Tencent / caelus

Set of Kubernetes solutions for reusing idle resources of nodes by running extra batch jobs
Other
344 stars 83 forks source link

ERROR: /sys/fs/cgroup/cpu/cpu.offline: no such file or directory #26

Closed MrFireChow closed 2 years ago

MrFireChow commented 2 years ago

Hi,i would like to ask for help that when i deploy caelus on k8s, pods of caelus show the following logs: I1208 17:04:24.202219 7830 feature_gate.go:243] feature gates: &{map[]} I1208 17:04:24.202253 7830 types.go:490] current namespace is NOT host E1208 17:04:24.208590 7830 cpubt.go:56] checking BT file(cpu.offline) err: stat /sys/fs/cgroup/cpu/cpu.offline: no such file or directory I1208 17:04:24.208616 7830 types.go:708] cpu isolate auto detect is enabled, chosen manage policy is: quota W1208 17:04:24.208624 7830 types.go:745] adding non-host namespace prefix for kubelet root dir F1208 17:04:24.208639 7830 types.go:724] cpu manager file(/rootfs/data/cpu_manager_state) err: open /rootfs/data/cpu_manager_state: no such file or directory

I don't know if it is my miss of some steps?

MrFireChow commented 2 years ago

I modify “kubelet_root_dir” ,then the last error(cannot find cpu_manager_state) is fixed, but here comes another problem:

F1209 16:21:09.017311 144120 health_check.go:70] failed init health check config: invalid character ']' looking for beginning of value

I would like to know which config file was checked at this step, please give me a hand, thanks a lot!
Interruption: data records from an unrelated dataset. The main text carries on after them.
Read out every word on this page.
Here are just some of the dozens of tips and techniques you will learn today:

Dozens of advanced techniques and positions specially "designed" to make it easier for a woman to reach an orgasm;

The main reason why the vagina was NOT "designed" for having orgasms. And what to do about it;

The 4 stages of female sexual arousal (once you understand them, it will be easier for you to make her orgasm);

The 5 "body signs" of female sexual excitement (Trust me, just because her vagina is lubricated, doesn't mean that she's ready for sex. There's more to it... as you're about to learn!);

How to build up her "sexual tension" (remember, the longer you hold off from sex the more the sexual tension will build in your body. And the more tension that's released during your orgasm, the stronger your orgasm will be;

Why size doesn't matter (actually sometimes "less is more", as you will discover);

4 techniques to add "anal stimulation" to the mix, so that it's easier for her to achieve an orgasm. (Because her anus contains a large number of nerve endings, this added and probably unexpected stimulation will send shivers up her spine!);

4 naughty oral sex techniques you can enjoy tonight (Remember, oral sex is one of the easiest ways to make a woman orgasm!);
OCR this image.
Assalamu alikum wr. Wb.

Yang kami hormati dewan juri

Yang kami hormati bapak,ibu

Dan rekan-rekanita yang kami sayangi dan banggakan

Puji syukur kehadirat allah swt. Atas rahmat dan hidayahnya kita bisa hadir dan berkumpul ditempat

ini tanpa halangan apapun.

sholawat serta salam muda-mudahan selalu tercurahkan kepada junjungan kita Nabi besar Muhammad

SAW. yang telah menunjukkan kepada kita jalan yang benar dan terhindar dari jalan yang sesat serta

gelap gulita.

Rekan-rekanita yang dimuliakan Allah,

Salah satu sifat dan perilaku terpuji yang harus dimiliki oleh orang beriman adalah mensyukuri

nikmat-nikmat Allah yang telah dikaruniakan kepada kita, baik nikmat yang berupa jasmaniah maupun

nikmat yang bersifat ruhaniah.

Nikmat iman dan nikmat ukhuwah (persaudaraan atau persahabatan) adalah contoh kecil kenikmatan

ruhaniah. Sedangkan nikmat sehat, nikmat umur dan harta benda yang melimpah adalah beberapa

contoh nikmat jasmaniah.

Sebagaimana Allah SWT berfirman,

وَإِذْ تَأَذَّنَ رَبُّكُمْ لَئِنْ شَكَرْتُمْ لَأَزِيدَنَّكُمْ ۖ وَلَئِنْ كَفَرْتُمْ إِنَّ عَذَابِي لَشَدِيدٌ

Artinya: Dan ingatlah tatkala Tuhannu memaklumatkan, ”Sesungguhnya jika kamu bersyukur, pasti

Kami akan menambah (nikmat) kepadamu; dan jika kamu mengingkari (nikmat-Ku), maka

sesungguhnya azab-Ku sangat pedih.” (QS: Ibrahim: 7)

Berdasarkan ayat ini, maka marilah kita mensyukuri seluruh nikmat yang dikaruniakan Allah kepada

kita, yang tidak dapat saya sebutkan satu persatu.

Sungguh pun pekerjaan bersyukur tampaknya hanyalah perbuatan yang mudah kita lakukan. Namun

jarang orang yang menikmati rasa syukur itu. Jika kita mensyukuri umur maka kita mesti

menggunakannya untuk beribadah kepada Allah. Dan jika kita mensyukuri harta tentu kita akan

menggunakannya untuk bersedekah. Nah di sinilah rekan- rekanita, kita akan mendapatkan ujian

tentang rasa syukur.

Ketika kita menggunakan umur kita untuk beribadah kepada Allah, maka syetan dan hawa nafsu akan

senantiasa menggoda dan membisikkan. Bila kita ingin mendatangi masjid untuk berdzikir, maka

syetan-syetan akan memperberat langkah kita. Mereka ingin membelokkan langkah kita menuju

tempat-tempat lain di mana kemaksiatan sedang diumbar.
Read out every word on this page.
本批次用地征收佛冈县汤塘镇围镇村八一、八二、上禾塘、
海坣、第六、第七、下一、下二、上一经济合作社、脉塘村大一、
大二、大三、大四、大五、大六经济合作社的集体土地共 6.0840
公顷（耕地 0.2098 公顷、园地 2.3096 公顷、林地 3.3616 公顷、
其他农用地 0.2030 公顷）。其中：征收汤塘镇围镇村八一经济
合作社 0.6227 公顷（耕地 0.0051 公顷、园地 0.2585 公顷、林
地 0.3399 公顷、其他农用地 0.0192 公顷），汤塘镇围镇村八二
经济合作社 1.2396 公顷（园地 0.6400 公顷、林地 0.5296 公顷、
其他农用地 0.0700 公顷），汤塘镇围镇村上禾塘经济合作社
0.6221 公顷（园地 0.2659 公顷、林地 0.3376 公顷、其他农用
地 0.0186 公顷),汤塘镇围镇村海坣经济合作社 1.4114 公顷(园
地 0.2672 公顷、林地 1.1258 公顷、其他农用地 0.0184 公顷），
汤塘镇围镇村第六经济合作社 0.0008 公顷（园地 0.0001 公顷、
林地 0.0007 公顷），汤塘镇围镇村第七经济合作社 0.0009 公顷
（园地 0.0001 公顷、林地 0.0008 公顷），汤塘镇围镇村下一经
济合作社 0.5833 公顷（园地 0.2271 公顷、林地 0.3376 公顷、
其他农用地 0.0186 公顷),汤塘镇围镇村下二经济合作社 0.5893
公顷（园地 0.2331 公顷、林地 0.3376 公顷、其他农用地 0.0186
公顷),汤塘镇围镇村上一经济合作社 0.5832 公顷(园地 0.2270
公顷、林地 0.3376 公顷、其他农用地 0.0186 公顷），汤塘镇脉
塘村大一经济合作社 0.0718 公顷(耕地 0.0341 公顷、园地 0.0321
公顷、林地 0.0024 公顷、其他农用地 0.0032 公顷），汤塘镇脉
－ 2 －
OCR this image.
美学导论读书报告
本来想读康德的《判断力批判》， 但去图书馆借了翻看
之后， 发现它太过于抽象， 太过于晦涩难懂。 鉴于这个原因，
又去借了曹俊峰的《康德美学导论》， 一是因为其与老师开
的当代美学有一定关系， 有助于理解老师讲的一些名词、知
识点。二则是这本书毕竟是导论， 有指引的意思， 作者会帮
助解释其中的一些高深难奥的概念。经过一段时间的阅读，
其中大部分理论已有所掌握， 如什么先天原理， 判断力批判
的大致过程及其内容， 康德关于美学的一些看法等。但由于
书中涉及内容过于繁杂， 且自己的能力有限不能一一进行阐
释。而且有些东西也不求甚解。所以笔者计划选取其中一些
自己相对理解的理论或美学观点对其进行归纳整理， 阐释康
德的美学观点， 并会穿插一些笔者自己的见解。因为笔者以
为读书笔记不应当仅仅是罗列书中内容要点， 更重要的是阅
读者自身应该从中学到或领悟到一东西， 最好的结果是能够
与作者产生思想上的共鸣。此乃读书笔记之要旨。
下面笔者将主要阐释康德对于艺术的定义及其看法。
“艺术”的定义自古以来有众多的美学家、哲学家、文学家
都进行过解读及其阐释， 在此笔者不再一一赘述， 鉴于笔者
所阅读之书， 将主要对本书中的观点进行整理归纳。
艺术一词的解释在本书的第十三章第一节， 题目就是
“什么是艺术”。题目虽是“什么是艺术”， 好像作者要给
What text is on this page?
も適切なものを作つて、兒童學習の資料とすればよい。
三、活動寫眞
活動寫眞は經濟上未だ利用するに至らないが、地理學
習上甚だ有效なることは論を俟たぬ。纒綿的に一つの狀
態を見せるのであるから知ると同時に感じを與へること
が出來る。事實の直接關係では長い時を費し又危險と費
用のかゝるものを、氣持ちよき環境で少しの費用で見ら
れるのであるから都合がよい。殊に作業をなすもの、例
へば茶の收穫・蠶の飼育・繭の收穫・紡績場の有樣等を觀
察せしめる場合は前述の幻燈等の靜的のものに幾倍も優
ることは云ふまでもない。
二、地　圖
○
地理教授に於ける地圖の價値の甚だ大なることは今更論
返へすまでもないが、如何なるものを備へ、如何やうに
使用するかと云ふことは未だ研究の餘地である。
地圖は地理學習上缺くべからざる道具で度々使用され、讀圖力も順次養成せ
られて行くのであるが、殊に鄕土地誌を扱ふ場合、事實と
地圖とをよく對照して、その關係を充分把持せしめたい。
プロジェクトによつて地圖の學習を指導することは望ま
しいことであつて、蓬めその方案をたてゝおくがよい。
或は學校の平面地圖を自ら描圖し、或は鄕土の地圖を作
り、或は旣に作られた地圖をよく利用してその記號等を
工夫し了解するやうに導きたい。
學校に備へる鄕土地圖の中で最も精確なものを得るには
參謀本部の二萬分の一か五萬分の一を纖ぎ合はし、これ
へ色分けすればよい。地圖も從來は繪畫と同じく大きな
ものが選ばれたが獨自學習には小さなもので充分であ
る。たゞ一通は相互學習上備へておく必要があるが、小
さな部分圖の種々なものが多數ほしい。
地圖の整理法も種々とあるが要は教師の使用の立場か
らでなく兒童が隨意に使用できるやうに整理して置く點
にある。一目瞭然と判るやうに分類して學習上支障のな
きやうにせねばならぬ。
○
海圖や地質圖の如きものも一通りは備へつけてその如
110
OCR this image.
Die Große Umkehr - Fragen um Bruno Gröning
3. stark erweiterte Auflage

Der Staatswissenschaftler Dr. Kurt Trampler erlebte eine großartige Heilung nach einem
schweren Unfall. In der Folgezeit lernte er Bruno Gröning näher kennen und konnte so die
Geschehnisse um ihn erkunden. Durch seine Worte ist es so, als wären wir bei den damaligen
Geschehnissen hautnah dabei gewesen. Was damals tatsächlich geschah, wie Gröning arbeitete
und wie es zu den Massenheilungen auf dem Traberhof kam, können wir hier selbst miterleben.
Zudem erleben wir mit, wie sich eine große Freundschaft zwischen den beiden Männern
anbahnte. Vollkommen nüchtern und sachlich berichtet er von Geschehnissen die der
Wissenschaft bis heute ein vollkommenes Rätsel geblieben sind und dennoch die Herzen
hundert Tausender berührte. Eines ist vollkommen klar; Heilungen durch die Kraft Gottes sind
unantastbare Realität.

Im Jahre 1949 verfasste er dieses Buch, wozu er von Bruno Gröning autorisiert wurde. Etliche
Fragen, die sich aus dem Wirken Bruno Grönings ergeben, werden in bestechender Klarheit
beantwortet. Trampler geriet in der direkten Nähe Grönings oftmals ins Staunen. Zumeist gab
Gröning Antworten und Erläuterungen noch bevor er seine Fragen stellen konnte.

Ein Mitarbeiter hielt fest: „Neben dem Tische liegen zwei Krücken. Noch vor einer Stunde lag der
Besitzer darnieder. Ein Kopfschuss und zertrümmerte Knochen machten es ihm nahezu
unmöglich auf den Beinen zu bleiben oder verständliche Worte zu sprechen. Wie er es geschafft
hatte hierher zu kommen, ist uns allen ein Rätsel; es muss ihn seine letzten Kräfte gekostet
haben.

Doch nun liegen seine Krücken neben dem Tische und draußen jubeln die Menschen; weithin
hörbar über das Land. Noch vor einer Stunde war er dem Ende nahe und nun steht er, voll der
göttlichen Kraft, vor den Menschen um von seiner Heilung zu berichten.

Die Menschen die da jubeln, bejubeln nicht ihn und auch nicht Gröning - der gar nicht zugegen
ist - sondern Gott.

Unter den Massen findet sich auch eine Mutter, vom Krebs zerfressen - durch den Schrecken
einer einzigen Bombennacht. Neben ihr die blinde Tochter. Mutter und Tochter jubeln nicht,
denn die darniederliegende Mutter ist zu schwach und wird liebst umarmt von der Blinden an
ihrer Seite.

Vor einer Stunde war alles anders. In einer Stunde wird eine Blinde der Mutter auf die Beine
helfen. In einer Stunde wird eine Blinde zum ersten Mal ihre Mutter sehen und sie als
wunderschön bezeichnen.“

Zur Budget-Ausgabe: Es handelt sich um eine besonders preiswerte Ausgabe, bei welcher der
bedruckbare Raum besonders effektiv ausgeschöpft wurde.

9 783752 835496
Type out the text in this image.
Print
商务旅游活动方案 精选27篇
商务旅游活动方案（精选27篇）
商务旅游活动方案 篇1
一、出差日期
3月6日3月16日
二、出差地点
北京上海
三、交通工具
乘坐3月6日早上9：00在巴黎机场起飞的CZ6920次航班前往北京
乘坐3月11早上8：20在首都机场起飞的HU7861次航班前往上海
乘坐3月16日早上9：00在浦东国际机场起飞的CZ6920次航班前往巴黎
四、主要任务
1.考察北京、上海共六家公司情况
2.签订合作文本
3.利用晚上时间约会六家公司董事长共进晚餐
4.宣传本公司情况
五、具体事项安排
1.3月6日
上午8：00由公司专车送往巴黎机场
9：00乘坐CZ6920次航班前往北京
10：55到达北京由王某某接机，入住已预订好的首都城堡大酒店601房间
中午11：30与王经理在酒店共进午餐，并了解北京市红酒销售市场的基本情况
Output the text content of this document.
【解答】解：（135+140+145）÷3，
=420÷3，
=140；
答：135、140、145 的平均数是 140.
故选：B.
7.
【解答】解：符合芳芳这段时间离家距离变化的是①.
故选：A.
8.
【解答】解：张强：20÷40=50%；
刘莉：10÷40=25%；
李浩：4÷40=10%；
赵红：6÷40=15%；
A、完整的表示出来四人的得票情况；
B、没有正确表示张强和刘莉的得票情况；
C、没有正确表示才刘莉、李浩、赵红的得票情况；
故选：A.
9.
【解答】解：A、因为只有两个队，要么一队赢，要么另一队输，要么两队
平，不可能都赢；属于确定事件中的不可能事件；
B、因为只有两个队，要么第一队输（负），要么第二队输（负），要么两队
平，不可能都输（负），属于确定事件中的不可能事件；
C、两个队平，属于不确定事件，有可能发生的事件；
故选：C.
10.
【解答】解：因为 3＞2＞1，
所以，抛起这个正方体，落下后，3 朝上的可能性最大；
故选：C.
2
ddongchen commented 2 years ago

hi, The error "stat /sys/fs/cgroup/cpu/cpu.offline: no such file or directory" is not very important, for I found the cpu policy has been replaced as "quota", this is Automatic. For "failed init health check config: invalid character ']' looking for beginning of value", you can download the latest code and have a try. Please let me konw if is working.

MrFireChow commented 2 years ago

@ddongchen The latest code works for the error "failed init health check config: invalid character ']' looking for beginning of value", however, another problem occurs:

I1211 10:58:22.200793 164324 manager.go:1158] Started watching for new ooms in manager W1211 10:58:22.200812 164324 manager.go:256] Could not configure a source for OOM detection, disabling OOM events: open /dev/kmsg: no such file or directory I1211 10:58:22.210798 164324 manager.go:272] Starting recovery of all containers I1211 10:58:22.265747 164324 manager.go:277] Recovery completed F1211 10:58:22.273235 164324 cgroup.go:259] cadvisor manager start err: inotify_add_watch /sys/fs/cgroup/cpuacct,cpu: no such file or directory

MrFireChow commented 2 years ago

@ddongchen I find "/sys/fs/cgroup/cpu,cpuacct" in my environment instead of "/sys/fs/cgroup/cpuacct,cpu", then in golang container, i find "/sys/fs/cgroup/cpuacct,cpu", does it matter?

MrFireChow commented 2 years ago

I find this is a bug of cadvisor, and i fix it by: 1.mount -o remount,rw '/sys/fs/cgroup' 2.ln -s /sys/fs/cgroup/cpu,cpuacct /sys/fs/cgroup/cpuacct,cpu

In addition, i suppose that the version of cadvisor needs to be updated.